During tuition discussions at the UNC-system Board of Governors meeting this month, a student spoke of the jobs she holds to pay tuition, and a board member responded that he too had worked his way through UNC. I was impressed, but I desperately wished I could point out that his comparison to today’s students no longer holds.
While helping Student Body President Mary Cooper present her tuition plan to the UNC Board of Trustees this fall, I often vented my frustrations to my dad, a 1980 UNC graduate.
Though many trustees sympathized with students — because, they proudly proclaimed, they also worked their way through college — I had a hunch they were comparing apples and oranges. After some back-of-the-envelope calculations, my dad found why the trustees’ declarations rang false.
My dad is a hippie who attended seven colleges in eight years, and by 1976, he was playing the banjo in a bluegrass band, working in a furniture factory in Mt. Airy and attending Surry Community College. When he left the factory and transferred to UNC, he was making $2.45 an hour. (And though my dad wandered around Alaska and lived in a truck for a while, he ended up at Wharton, so I trust his numbers.)
In 1976, minimum wage rose to $2.30 an hour, and in-state tuition and fees at UNC were $270 per semester. Before taxes, it took 235 hours of minimum-wage labor to pay for a year at UNC.
Next year, in-state tuition and fees will be $7,499.81, and minimum wage is $7.25. It now takes half a year of full-time work to earn a year’s worth of tuition. That’s five times as many hours of work as it took students like my dad to pay for UNC 35 years ago.
It was still challenging for my dad to work his way through school, and I don’t want to imply that previous generations aren’t worthy of admiration for their hard work. They deserve praise for envisioning UNC as a financially accessible place (although attainable only for white men for most of the school’s history).
Students from across the state, including banjo players in Mt. Airy, recognized that UNC was within their grasp, and they used the education they received to make their state and country better.
We must recognize that working your way through UNC is a much harder undertaking than before.
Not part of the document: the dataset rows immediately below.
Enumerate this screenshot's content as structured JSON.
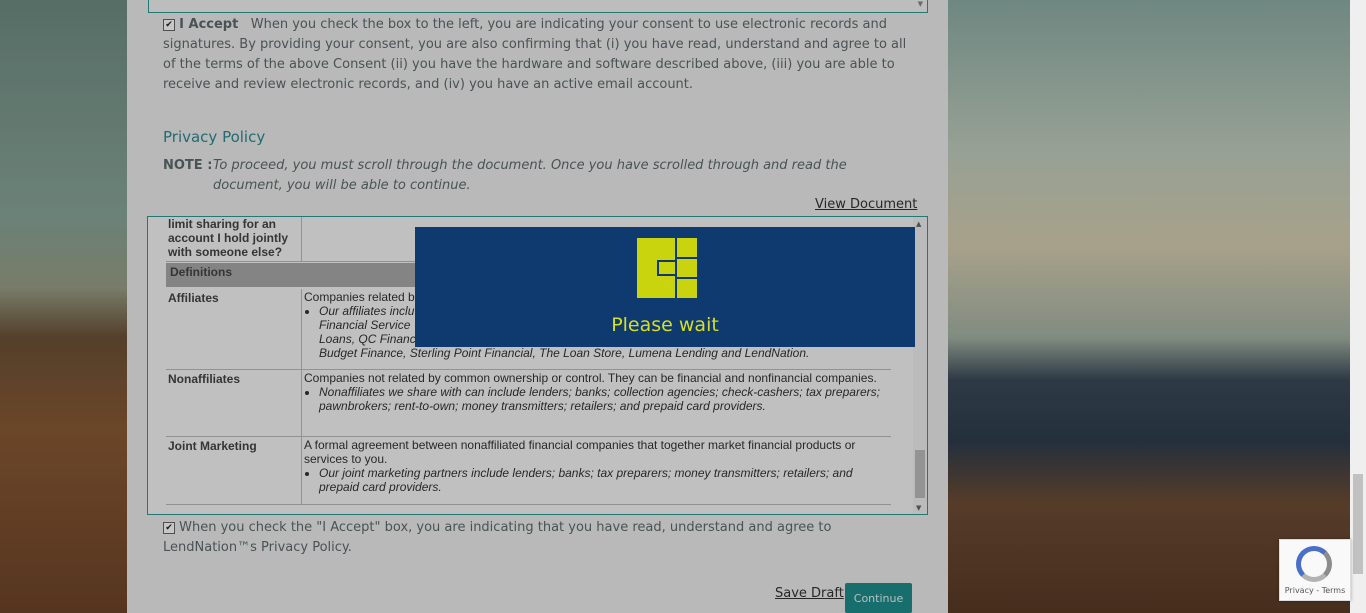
{
  "consent": {
    "accept_label": "I Accept",
    "text": "When you check the box to the left, you are indicating your consent to use electronic records and signatures. By providing your consent, you are also confirming that (i) you have read, understand and agree to all of the terms of the above Consent (ii) you have the hardware and software described above, (iii) you are able to receive and review electronic records, and (iv) you have an active email account.",
    "checked": true
  },
  "privacy": {
    "title": "Privacy Policy",
    "note_label": "NOTE :",
    "note_text": "To proceed, you must scroll through the document. Once you have scrolled through and read the document, you will be able to continue.",
    "view_document": "View Document"
  },
  "document": {
    "top_row_label": "limit sharing for an account I hold jointly with someone else?",
    "definitions_header": "Definitions",
    "rows": [
      {
        "term": "Affiliates",
        "definition": "Companies related by common ownership or control. They can be financial and nonfinancial companies.",
        "bullet": "Our affiliates include companies with a LendNation name and financial companies such as Community Financial Service Centers, CNG Financial, Check 'n Go, Allied Cash Advance, Xpress Loans, Cash Central, Check Mart, Loans, QC Financial Services, Budget Finance, Sterling Point Financial, The Loan Store, Lumena Lending and LendNation."
      },
      {
        "term": "Nonaffiliates",
        "definition": "Companies not related by common ownership or control. They can be financial and nonfinancial companies.",
        "bullet": "Nonaffiliates we share with can include lenders; banks; collection agencies; check-cashers; tax preparers; pawnbrokers; rent-to-own; money transmitters; retailers; and prepaid card providers."
      },
      {
        "term": "Joint Marketing",
        "definition": "A formal agreement between nonaffiliated financial companies that together market financial products or services to you.",
        "bullet": "Our joint marketing partners include lenders; banks; tax preparers; money transmitters; retailers; and prepaid card providers."
      }
    ],
    "affiliates_visible_line1": "Companies related b",
    "affiliates_visible_bullet1": "Our affiliates inclu",
    "affiliates_visible_line2": "Financial Service",
    "affiliates_visible_line3": "Loans, QC Financ",
    "affiliates_visible_line4": "Budget Finance, Sterling Point Financial, The Loan Store, Lumena Lending and LendNation."
  },
  "privacy_accept": {
    "text": "When you check the \"I Accept\" box, you are indicating that you have read, understand and agree to LendNation™s Privacy Policy.",
    "checked": true
  },
  "actions": {
    "save_draft": "Save Draft",
    "continue": "Continue"
  },
  "modal": {
    "message": "Please wait"
  },
  "recaptcha": {
    "terms": "Privacy - Terms"
  },
  "colors": {
    "accent": "#2d9a98",
    "modal_bg": "#0f3a70",
    "modal_text": "#d6df22"
  }
}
I would love for my children to attend UNC 35 years from now. But if it will cost their generation five times as many hours of work as it does today, in-state students will pay $76,560 a year, plus inevitable inflation.
Few students will be able to spend 10 years working full-time to earn four years of tuition, and even those who can afford UNC will have a very different experience than previous generations.
With that student body, UNC would no longer be truly public. That generation of Tar Heels would be the worse for it.
The generations before us climbed the ladder, but we can’t let them pull it up behind them. Even with an increased emphasis on financial aid, we must frame tuition in terms of the real wages of students and their families.